Caitríona MacKernan, review of William Carleton: The Authentic Voice, ed. Gordon Brand, in Books Ireland (March 2008)

Details: Review of Gordon Brand, ed., William Carleton: The Authentic Voice (Gerrards Cross: Colin Smythe 2006), 205pp. [ills. by Sam Craig], in Books Ireland (March 2008), p.46; copied from scrapbook.

This is a selection of the proceedings of William Carleton summer schools. The contributors, a who’s who of Irish literati and historians, are far removed from Carteton’s pre-famine peastants in their “recklessness, of devotion ... drunk and sober, in sorry and joy”, as wrote Caesar Otway, an early commentator. Through his fiction, William Carleton became the social historian of the ordinary people of pre-famine and famine Ireland. By the 1830s, eiric [i.e., Brehon blood-price/compensation] had long given way to hanging as punishment for crimes.

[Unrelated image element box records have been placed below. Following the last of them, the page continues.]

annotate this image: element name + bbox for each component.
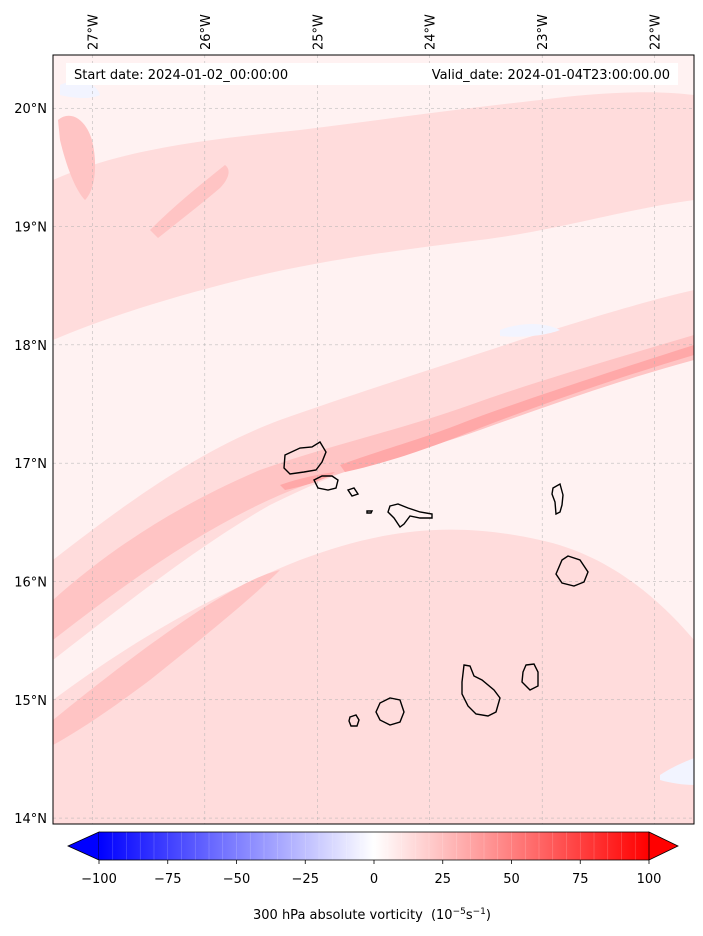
island-sao-vicente [313, 475, 339, 491]
negative-vorticity-patch-northwest [60, 81, 100, 99]
colorbar-units-end: ) [486, 908, 491, 923]
latitude-tick-labels: 14°N 15°N 16°N 17°N 18°N 19°N 20°N [14, 102, 47, 827]
island-boa-vista [555, 555, 589, 587]
latitude-tick-label: 20°N [14, 102, 47, 117]
coastlines [283, 441, 589, 727]
latitude-tick-label: 17°N [14, 457, 47, 472]
island-santiago [461, 664, 501, 717]
vorticity-band-southwest [53, 290, 694, 660]
colorbar-tick-label: −75 [154, 872, 181, 887]
negative-vorticity-patch-central [500, 324, 560, 337]
island-sao-nicolau [387, 503, 433, 529]
vorticity-region-north [53, 92, 694, 340]
colorbar-gradient [99, 832, 649, 860]
colorbar-tick-label: 25 [434, 872, 451, 887]
colorbar-tick-label: −25 [292, 872, 319, 887]
longitude-tick-label: 26°W [199, 14, 214, 50]
colorbar-tick-label: −100 [81, 872, 117, 887]
colorbar: −100 −75 −50 −25 0 25 50 75 100 300 hPa absolute… [67, 831, 679, 923]
island-branco [366, 510, 374, 514]
colorbar-title: 300 hPa absolute vorticity (10−5s−1) [253, 907, 491, 923]
colorbar-units-exp1: −5 [453, 907, 466, 917]
longitude-tick-labels: 27°W 26°W 25°W 24°W 23°W 22°W [86, 14, 663, 50]
island-santo-antao [283, 441, 327, 475]
colorbar-tick-label: −50 [223, 872, 250, 887]
latitude-tick-label: 16°N [14, 575, 47, 590]
info-box: Start date: 2024-01-02_00:00:00 Valid_da… [66, 63, 678, 85]
vorticity-streak-north [150, 165, 229, 238]
colorbar-units-mid: s [466, 908, 473, 923]
colorbar-extend-low [67, 831, 100, 861]
longitude-tick-label: 24°W [424, 14, 439, 50]
map-panel [53, 55, 694, 824]
colorbar-tick-label: 0 [370, 872, 378, 887]
island-brava [348, 714, 360, 727]
colorbar-title-text: 300 hPa absolute vorticity [253, 908, 423, 923]
vorticity-streak-northwest [58, 115, 96, 200]
colorbar-steps [112, 832, 636, 860]
valid-date-label: Valid_date: 2024-01-04T23:00:00.00 [432, 68, 670, 83]
longitude-tick-label: 23°W [536, 14, 551, 50]
island-fogo [375, 697, 405, 726]
island-maio [521, 663, 539, 691]
island-santa-luzia [346, 487, 360, 497]
vorticity-streak-west [53, 570, 280, 745]
colorbar-tick-label: 50 [503, 872, 520, 887]
colorbar-tick-label: 100 [637, 872, 662, 887]
colorbar-tick-label: 75 [572, 872, 589, 887]
longitude-tick-label: 22°W [649, 14, 664, 50]
gridlines [53, 55, 694, 824]
latitude-tick-label: 14°N [14, 812, 47, 827]
island-sal [551, 482, 564, 516]
start-date-label: Start date: 2024-01-02_00:00:00 [74, 68, 288, 83]
longitude-tick-label: 27°W [86, 14, 101, 50]
latitude-tick-label: 18°N [14, 339, 47, 354]
vorticity-band-main [53, 335, 694, 640]
colorbar-extend-high [648, 831, 679, 861]
longitude-tick-label: 25°W [311, 14, 326, 50]
vorticity-core-jet [340, 345, 694, 472]
colorbar-units-base: (10 [431, 908, 453, 923]
negative-vorticity-patch-southeast [660, 758, 694, 785]
map-frame [52, 54, 695, 825]
colorbar-tick-labels: −100 −75 −50 −25 0 25 50 75 100 [81, 860, 661, 887]
latitude-tick-label: 15°N [14, 694, 47, 709]
latitude-tick-label: 19°N [14, 221, 47, 236]
info-box-background [66, 63, 678, 85]
colorbar-units-exp2: −1 [473, 907, 486, 917]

In Carleton’s historical novel Fardorougha the Miser, a duplicitous arsonist ribbon-lodge leader and maiden-abductor releases during his hanging ungentlemanlike passions and fury.

Yeats, who gave him a prominent place in his Representative Irish Tales, said Carleton, born and bred [an Irish-speaking] peasant, gave us the multitude of grotesque, pathetic, humorous persons - misers, pig-drivers, drunkards, schoolmasters, labourers, priests, madmen - and filled them all with abounding vitality.” Carleton himself “found them a class unknown in literature, unknown by their landlords and by those in whose hands their destiny was placed”. By describing this class, he undermined the Irish stereotypes of centuries of English writing.

Deeply conservative because of the terrorist tactics of ribbonmen and whiteboys - Captain Moonlight, midnight raids, mutilations of cattle, foul murder - he deeply loved his fellow countrymen. In his 1830 preface to Traits and Stories of the Irish Peasantry, he hoped that his own dear native mountain people ... would ... through the influence of education, by the leadings of purer knowledge, and by the fosterings of a paternal government become the pride, the strength, and support of the British Empire, instead of as now forming its weakness and reproach.”

He converted to Protestantism permanently following his revulsion and scepticism, roused by a pilgrimage to Lough Derg. Rejecting sectarian violence by Ribbonmen and Orangemen alike, he did not spare Catholicism. “Oh Romanism! The blood of millions is upon you - you have your popes ... your scapulars ... your confessions.”

In her essay, Marianne Elliot points out that despite his Protestantism, Carleton stayed with unreformed folk and pre-tridentine Catholicism throughout his life. Irish Catholicism had undergone changes. A new authoritarianism was a result of Gallagher’s 1735 Irish Sermons. Priests also became a force for anglicisation following the foundation of Maynooth in 1795. Bishops, keen to prove loyalty to England and show gratitude for relaxations of the penal laws, instituted English as the language of instruction.

Affection for friars (such as Darby More in Carleton’s “The Midnight Mass”) was replaced by fearful respect for clergy. His priests were avaricious and hedge-school masters brutal. For Carleton, Catholics were hardy like their soil and Protestants softened by easy living in the lowlands. In Carleton’s “The Poor Scholar”, the MacEvoys, evicted from their farm by a Protestant land agent, look down from the barren hills where they now live to the fertile farms below.

“The Party Fight” describes a parent teaching “hereditary enmity to the child”. Carleton bemoaned the lack of a middle class to mediate between the very poor and the very rich: “If a third class existed, Ireland would neither be so political or discontented as she is.” His famine novel The Black Prophet marks the decade that cut off the Irish-speaking past from the English-speaking present. There is some debate in The Authentic Voice as to whether the lure of modernity, the famine or Daniel O’Connell’s charisma did for the Gaelic tradition. Part one of The Authentic Voice includes correspondence from, to and about Carleton. He bore with fortitude an uneasy old age, facing blindness, deafness and the financial worries of his children. Once again, the correspondents, who compared him for example to Balzac, are a who’s who of their day: Speranza [Lady Wilde], Maria Edgeworth, Isaac Butt among them.

Young Irelanders felt, surprisingly, that he spoke for them. Thomas Davis said of him: “While local enough for the purely Irish reader [he] is sufficiently catholic to move all readers, who butforthe phraseology which localises, could be true of anywhere in the world.” He resisted attempts by various groups - from the proselytising Protestants of the 1820S to the Young lrelanders - to claim him.

He had much correspondence with Prime Minister Robert Peel, appealing with eventual success for a writer’s pension - a foreshadow perhaps of Aosdána. Sam Craig’s illustrations are particularily striking, nostalgic as they are for bygone community warmth.